Haha. Yes, I see we both dwell in a Demesne. Cheers!



That one messes with my head, and it follows all the laws. Good job!

Clever!

x is not equal to 1

Let start with

x = .9999...

10(.9999...)= 9.9999...

10(.9999...)-(.9999...) = 9.999... - .9999...

8.9991 = 8.9991

Actually it doesnt...

Say you start small and take only 10 digits of 9's

x = .9999999999

10 x = 10 ( .9999999999) = 9.999999999 ( see there's only 9 digits after the decimal?)

When he subtracted again by x he's really doing this:

9.9999999990
- .9999999999



[edit on 12-1-2006 by I_s_i_s]

Oh ok...I see.
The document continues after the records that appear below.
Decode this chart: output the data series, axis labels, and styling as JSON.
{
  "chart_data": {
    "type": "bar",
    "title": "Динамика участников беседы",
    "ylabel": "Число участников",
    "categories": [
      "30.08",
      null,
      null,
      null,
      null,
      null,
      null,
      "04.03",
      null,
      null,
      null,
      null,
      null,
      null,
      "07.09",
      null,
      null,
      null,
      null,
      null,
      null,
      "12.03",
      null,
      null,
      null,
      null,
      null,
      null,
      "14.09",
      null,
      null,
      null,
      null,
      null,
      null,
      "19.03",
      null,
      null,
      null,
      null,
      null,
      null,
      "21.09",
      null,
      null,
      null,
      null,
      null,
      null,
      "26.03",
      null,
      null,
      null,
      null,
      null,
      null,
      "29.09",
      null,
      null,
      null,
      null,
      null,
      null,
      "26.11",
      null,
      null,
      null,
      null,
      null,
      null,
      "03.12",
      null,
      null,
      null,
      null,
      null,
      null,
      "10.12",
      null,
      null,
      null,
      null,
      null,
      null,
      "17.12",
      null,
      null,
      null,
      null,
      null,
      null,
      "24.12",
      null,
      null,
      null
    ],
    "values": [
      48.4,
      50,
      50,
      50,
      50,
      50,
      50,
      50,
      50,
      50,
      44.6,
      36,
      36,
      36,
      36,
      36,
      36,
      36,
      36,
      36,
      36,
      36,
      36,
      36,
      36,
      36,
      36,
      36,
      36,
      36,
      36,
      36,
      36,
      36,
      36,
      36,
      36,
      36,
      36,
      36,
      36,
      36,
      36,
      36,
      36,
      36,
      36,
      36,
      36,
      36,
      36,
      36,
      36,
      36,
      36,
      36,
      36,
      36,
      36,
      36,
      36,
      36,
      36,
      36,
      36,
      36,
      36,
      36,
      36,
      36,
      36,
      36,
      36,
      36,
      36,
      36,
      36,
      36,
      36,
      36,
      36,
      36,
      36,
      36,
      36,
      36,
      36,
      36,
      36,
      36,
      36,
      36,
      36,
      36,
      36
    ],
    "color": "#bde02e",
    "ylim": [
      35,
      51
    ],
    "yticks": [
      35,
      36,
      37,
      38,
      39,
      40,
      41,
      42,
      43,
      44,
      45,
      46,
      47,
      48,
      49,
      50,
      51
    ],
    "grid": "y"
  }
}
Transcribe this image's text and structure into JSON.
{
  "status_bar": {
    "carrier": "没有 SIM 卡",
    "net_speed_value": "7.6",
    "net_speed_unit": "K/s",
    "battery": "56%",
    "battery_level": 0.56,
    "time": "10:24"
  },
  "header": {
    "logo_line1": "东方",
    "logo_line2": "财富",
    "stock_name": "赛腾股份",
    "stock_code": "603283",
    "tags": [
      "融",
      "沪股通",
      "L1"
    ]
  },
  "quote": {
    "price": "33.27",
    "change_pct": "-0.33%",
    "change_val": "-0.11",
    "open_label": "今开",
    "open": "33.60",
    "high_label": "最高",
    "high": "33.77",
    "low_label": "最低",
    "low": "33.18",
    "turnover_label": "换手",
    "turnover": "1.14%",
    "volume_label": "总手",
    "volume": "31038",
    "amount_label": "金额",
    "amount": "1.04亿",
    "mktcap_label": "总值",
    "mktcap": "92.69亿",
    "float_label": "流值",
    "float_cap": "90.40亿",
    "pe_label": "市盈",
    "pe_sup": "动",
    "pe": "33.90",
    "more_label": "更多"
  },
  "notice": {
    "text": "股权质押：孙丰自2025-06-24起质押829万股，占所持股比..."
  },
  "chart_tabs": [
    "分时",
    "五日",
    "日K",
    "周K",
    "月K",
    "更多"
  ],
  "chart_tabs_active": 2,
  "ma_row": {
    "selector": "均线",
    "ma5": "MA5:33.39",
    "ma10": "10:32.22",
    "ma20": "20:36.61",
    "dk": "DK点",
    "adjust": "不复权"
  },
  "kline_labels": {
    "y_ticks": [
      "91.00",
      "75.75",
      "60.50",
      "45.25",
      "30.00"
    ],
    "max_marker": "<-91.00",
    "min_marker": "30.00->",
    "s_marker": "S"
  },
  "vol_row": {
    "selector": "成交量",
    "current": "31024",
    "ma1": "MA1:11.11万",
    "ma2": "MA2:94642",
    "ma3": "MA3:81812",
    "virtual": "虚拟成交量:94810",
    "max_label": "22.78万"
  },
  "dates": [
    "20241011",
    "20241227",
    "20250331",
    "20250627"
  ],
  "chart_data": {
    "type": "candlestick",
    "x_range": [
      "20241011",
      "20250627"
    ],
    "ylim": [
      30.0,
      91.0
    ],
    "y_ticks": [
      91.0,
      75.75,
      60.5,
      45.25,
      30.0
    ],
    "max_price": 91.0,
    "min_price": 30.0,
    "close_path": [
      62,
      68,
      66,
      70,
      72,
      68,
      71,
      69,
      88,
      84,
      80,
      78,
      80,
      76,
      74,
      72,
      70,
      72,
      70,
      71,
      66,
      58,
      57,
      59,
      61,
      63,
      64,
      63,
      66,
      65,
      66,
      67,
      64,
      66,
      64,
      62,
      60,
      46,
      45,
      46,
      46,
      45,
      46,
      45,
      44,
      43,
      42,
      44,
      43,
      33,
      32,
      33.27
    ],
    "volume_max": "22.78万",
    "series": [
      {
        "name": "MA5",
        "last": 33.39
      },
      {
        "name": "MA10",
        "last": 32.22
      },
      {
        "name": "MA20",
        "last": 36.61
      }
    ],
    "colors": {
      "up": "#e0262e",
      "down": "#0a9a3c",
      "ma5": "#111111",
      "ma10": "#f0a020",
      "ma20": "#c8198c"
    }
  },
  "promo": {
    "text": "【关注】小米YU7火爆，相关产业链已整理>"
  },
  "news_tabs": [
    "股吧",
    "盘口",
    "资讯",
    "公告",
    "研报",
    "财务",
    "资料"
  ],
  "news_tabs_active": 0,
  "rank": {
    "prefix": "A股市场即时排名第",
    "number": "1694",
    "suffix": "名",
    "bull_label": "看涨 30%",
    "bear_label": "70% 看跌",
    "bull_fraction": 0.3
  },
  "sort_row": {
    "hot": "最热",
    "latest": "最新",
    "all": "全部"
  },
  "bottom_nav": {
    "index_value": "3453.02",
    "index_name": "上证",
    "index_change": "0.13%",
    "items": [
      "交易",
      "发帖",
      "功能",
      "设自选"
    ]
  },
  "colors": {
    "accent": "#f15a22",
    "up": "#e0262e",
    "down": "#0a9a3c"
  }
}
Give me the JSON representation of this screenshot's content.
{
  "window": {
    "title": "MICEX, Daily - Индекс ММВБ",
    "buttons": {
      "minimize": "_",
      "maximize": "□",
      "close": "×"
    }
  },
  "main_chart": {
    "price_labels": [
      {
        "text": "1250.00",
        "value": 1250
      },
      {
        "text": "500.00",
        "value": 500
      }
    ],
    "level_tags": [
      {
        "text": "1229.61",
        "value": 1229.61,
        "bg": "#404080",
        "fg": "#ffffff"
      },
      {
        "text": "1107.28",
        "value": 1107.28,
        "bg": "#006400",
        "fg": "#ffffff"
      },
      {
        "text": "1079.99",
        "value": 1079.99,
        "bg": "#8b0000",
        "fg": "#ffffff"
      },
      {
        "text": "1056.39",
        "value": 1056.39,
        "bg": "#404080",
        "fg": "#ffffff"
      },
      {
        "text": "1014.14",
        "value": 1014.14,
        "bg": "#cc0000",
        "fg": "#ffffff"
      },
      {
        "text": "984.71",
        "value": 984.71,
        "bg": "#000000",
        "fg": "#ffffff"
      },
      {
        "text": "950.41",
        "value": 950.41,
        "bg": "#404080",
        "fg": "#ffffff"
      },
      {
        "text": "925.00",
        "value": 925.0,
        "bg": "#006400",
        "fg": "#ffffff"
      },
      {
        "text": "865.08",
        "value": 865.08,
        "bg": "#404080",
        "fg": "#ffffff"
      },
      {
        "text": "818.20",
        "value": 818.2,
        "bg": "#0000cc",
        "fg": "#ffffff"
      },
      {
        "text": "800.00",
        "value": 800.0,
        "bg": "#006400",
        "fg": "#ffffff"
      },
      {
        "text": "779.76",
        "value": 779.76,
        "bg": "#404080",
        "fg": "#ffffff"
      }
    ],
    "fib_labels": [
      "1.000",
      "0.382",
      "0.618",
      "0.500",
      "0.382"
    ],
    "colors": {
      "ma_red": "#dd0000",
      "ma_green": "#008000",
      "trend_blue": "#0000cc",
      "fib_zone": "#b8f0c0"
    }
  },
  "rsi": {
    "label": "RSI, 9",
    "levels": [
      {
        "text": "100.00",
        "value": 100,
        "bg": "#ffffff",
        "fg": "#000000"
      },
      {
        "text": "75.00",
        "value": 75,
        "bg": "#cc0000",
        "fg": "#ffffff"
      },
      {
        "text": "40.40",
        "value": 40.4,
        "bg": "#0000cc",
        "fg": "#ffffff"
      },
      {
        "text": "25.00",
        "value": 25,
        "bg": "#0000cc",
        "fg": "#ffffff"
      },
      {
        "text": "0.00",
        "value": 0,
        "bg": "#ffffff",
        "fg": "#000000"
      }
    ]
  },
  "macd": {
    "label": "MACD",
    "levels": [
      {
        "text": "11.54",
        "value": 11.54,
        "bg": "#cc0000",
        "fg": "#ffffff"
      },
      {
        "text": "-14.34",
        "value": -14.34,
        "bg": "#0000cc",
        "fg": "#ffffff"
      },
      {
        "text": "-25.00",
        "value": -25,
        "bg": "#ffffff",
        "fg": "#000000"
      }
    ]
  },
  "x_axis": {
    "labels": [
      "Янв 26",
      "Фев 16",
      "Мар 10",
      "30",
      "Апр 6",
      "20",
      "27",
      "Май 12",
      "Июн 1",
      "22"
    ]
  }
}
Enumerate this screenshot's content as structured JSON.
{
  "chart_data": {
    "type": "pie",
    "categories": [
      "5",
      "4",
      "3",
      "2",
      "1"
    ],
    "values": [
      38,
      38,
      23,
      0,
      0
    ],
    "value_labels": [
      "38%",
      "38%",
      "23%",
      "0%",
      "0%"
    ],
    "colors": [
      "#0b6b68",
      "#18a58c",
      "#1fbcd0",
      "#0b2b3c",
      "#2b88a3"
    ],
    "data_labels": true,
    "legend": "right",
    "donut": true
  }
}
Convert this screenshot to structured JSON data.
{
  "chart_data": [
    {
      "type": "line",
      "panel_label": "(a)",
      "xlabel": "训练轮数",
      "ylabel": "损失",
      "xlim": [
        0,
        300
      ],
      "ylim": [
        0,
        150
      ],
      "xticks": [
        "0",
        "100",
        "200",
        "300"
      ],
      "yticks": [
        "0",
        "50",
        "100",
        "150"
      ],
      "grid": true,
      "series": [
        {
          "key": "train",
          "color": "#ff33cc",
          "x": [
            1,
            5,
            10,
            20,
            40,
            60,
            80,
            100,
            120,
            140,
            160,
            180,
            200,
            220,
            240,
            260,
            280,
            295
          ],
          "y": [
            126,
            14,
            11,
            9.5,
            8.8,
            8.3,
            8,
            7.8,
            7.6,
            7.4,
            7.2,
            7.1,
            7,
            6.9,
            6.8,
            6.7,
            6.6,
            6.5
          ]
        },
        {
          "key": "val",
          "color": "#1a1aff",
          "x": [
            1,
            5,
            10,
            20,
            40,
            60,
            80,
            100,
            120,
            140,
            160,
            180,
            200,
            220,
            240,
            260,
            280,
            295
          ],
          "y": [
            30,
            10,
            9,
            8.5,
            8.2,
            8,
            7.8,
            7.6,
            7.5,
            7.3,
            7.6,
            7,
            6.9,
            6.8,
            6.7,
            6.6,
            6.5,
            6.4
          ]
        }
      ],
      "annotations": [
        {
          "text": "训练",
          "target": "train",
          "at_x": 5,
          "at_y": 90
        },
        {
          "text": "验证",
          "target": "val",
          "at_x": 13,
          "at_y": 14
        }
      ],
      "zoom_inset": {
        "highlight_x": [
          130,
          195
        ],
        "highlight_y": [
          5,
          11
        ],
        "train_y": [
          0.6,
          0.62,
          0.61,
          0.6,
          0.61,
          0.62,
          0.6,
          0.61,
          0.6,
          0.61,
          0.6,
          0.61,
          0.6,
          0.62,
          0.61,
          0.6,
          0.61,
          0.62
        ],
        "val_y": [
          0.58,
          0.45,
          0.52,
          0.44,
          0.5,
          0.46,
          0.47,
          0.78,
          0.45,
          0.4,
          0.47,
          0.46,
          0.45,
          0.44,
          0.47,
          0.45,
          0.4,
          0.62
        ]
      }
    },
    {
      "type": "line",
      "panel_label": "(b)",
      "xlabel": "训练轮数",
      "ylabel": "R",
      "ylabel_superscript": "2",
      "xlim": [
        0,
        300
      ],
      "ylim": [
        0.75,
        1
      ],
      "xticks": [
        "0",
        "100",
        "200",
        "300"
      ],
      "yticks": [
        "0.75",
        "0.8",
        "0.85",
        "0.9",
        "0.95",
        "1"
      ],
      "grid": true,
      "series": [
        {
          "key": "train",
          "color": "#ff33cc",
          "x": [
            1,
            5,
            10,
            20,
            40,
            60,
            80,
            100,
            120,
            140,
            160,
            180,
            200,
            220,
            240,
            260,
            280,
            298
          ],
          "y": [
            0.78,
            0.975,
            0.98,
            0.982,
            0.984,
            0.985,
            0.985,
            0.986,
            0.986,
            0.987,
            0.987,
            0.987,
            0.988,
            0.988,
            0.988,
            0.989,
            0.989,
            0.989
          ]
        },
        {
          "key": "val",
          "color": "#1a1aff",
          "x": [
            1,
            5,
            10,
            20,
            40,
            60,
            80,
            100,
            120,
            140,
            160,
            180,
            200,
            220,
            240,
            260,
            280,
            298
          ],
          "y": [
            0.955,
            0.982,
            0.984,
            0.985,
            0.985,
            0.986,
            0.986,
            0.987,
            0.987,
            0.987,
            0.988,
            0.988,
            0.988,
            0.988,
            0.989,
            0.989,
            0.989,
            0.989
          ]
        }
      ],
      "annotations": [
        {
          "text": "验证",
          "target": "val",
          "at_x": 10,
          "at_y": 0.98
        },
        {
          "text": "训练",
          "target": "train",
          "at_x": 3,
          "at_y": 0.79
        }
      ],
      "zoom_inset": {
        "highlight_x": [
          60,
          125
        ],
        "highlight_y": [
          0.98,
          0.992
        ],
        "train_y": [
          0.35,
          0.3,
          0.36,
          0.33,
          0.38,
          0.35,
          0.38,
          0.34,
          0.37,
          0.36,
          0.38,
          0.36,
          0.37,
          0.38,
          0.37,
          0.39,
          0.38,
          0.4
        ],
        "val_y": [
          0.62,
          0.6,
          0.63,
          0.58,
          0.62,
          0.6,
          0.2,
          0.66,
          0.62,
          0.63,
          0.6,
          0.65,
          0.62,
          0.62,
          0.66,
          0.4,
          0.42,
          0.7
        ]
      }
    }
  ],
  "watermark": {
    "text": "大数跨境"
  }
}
But I was under the impression that he meant .9999 with the bar over it (infinity 9's). Maybe not. I dunno.

edit: I can't spell impression, ha.

[edit on 1/12/2006 by Arcane Demesne]

I'm under the same impression.

Bottom line you're subtracting .99999( infinite digits) from 9.9999(infinity - 1 digits) You'll end up with 8.9999999999999999999999999999999991

The last underlined 9 repeats

Now I get it. Thanks!

We did a lot of these problems in algebra with change of base in logrithmic equations.

I was lead to believe that division by zero is undefined and that 9x would equal 8.9999 not 9.00000.